César doit mourir repose sur un dispositif narratif assez complexe, à la croisée du documentaire et de la fiction. Les frères Taviani suivent les répétitions d’une pièce de théâtre en prison, dont on nous montre en préambule, - et en couleur, tout le reste du film étant en noir et blanc- la représentation triomphale à la suite de laquelle les comédiens retournent dans leurs cellules.
L’expérience est au départ réelle : ce sont bien des détenus qui jouent les rôles et répètent le Jules César de Shakespeare, mais se complique dans la mesure où il ne s’agit pas d’un strict documentaire.

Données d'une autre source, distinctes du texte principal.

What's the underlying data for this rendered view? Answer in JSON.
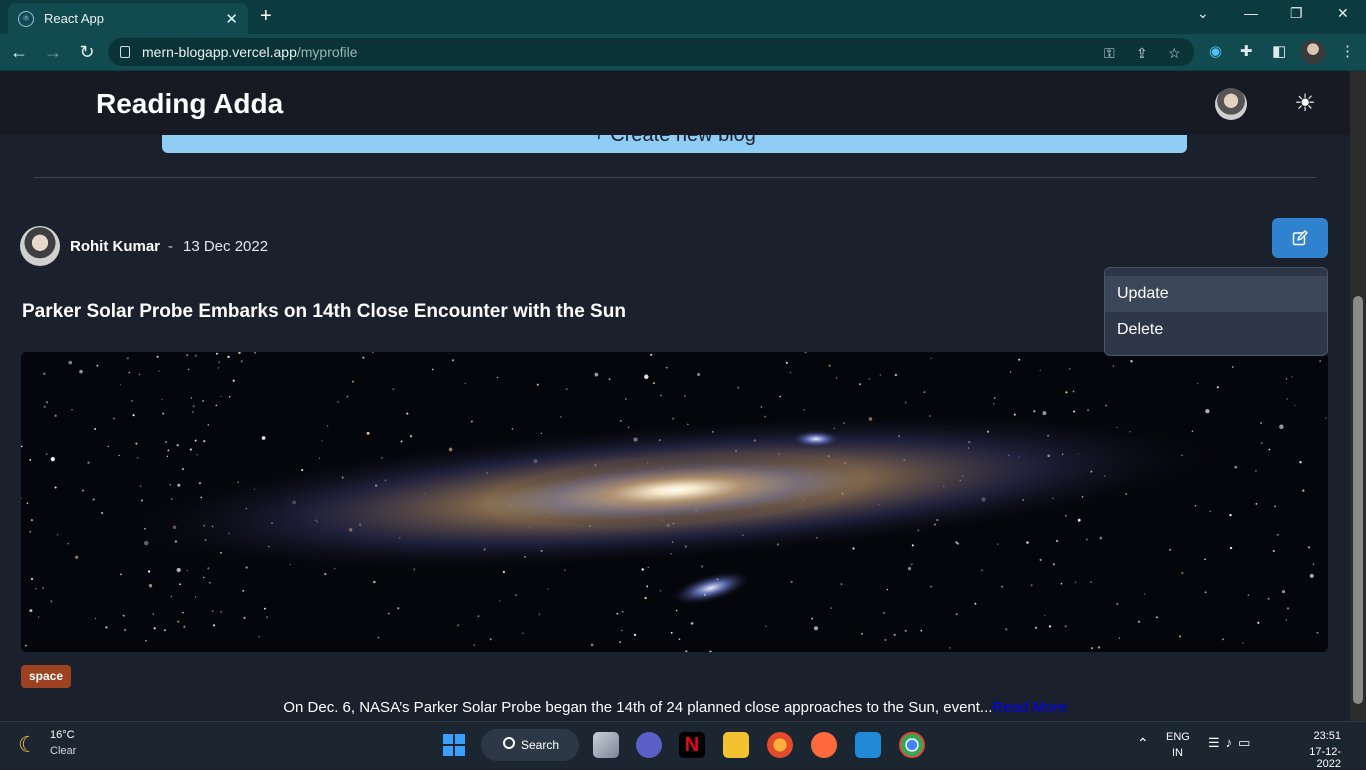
{
  "browser": {
    "tab_title": "React App",
    "new_tab_symbol": "+",
    "url_host": "mern-blogapp.vercel.app",
    "url_path": "/myprofile"
  },
  "app": {
    "brand": "Reading Adda",
    "create_label": "+ Create new blog"
  },
  "post": {
    "author": "Rohit Kumar",
    "separator": "-",
    "date": "13 Dec 2022",
    "title": "Parker Solar Probe Embarks on 14th Close Encounter with the Sun",
    "tag": "space",
    "excerpt": "On Dec. 6, NASA’s Parker Solar Probe began the 14th of 24 planned close approaches to the Sun, event...",
    "read_more": "Read More"
  },
  "menu": {
    "items": [
      "Update",
      "Delete"
    ]
  },
  "taskbar": {
    "temperature": "16°C",
    "condition": "Clear",
    "search_label": "Search",
    "lang_top": "ENG",
    "lang_bottom": "IN",
    "time": "23:51",
    "date": "17-12-2022"
  },
  "colors": {
    "browser_frame": "#0b3b3f",
    "page_bg": "#1a202c",
    "header_bg": "#171923",
    "create_button": "#90cdf4",
    "edit_button": "#3182ce",
    "tag_bg": "#9c4221",
    "link": "#0000ee"
  }
}
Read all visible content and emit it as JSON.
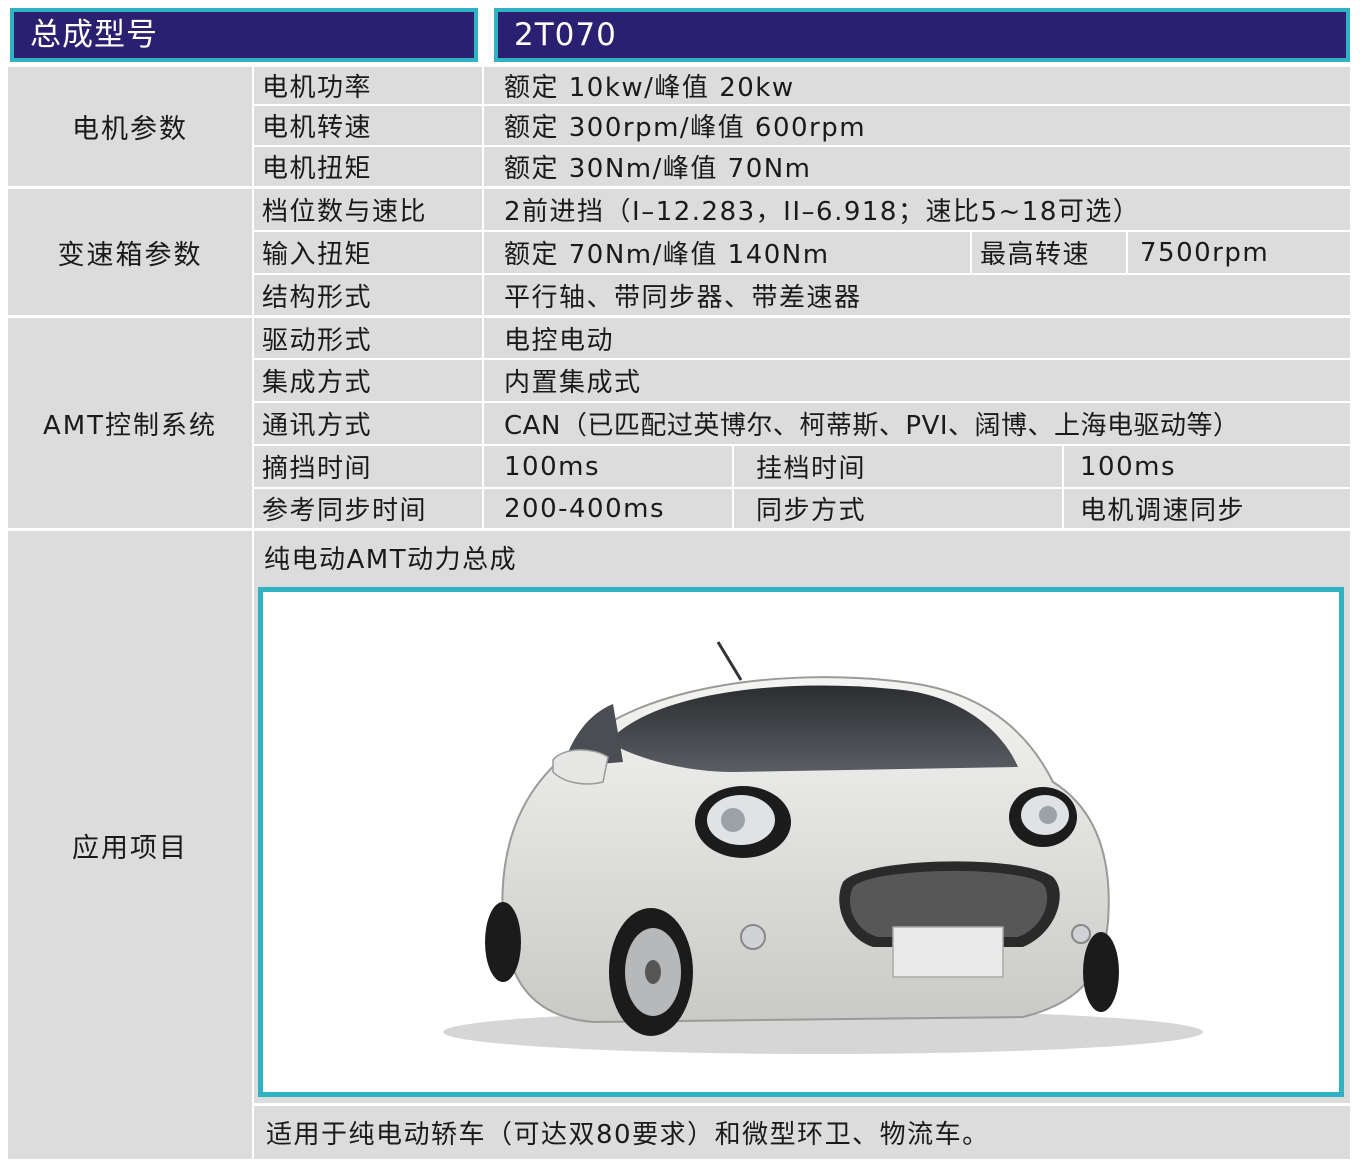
{
  "header": {
    "label": "总成型号",
    "model": "2T070"
  },
  "motor": {
    "group": "电机参数",
    "power_label": "电机功率",
    "power_value": "额定 10kw/峰值 20kw",
    "speed_label": "电机转速",
    "speed_value": "额定 300rpm/峰值 600rpm",
    "torque_label": "电机扭矩",
    "torque_value": "额定 30Nm/峰值 70Nm"
  },
  "gearbox": {
    "group": "变速箱参数",
    "gears_label": "档位数与速比",
    "gears_value": "2前进挡（I–12.283，II–6.918；速比5~18可选）",
    "input_torque_label": "输入扭矩",
    "input_torque_value": "额定 70Nm/峰值 140Nm",
    "max_speed_label": "最高转速",
    "max_speed_value": "7500rpm",
    "structure_label": "结构形式",
    "structure_value": "平行轴、带同步器、带差速器"
  },
  "amt": {
    "group": "AMT控制系统",
    "drive_label": "驱动形式",
    "drive_value": "电控电动",
    "integration_label": "集成方式",
    "integration_value": "内置集成式",
    "comm_label": "通讯方式",
    "comm_value": "CAN（已匹配过英博尔、柯蒂斯、PVI、阔博、上海电驱动等）",
    "disengage_label": "摘挡时间",
    "disengage_value": "100ms",
    "engage_label": "挂档时间",
    "engage_value": "100ms",
    "sync_time_label": "参考同步时间",
    "sync_time_value": "200-400ms",
    "sync_mode_label": "同步方式",
    "sync_mode_value": "电机调速同步"
  },
  "application": {
    "group": "应用项目",
    "title": "纯电动AMT动力总成",
    "note": "适用于纯电动轿车（可达双80要求）和微型环卫、物流车。"
  },
  "colors": {
    "header_bg": "#2a1f70",
    "accent_border": "#2fb3c3",
    "cell_bg": "#dcdcdc"
  }
}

Les répétitions sont ainsi écrites, et les disputes entre les comédiens – pour qui les tensions de codétenus prennent parfois le dessus – sont elles aussi jouées, tout comme ces séances de répétitions dans les murs de la prison qui prend soudain des allures de décor antique.
Si la dimension cathartique du théâtre et la confusion que ce texte ancestral entretient avec la brulante actualité des individus est traitée avec un peu de didactisme, le film prend davantage son envol dans la gestion des espaces : les cinéastes donnent à voir la métamorphose d’un décor imposé, l’univers carcéral, par le texte qui s’y épanche. Les cadrages, la très belle photographie en noir et blanc, l’exploitation des cellules, des grilles, cours extérieures ou des corridors génère une symbolisation très pertinente, qui dit avec intelligence la capacité de la littérature à sublimer ou révéler les aspirations individuelles. Voir les détenus hurler, en citant Shakespeare, « Liberté » résonne ainsi avec une intensité singulière.
L’autre réussite du film tient à sa capacité à nous familiariser avec ses interprètes. Les mines patibulaires initiales deviennent rapidement des visages auxquels le spectateur s’attache, et l’évolution du prisonnier au personnage est tout à fait palpable. Le retour au réel, par l’enfermement final qui répète la séquence du prologue n’en sera que plus déchirant ; comme l’affirme un détenu : « Depuis que j’ai connu l’art, cette cellule est devenue une prison ».
Cette cohabitation entre le documentaire et l’esthétique volontairement factice aboutit à un équilibre tout à fait salvateur, qui permet la respiration aux détenus comme l’empathie de ceux qui les contemplent : rien que sur ce point névralgique, César doit mourir est une réussite.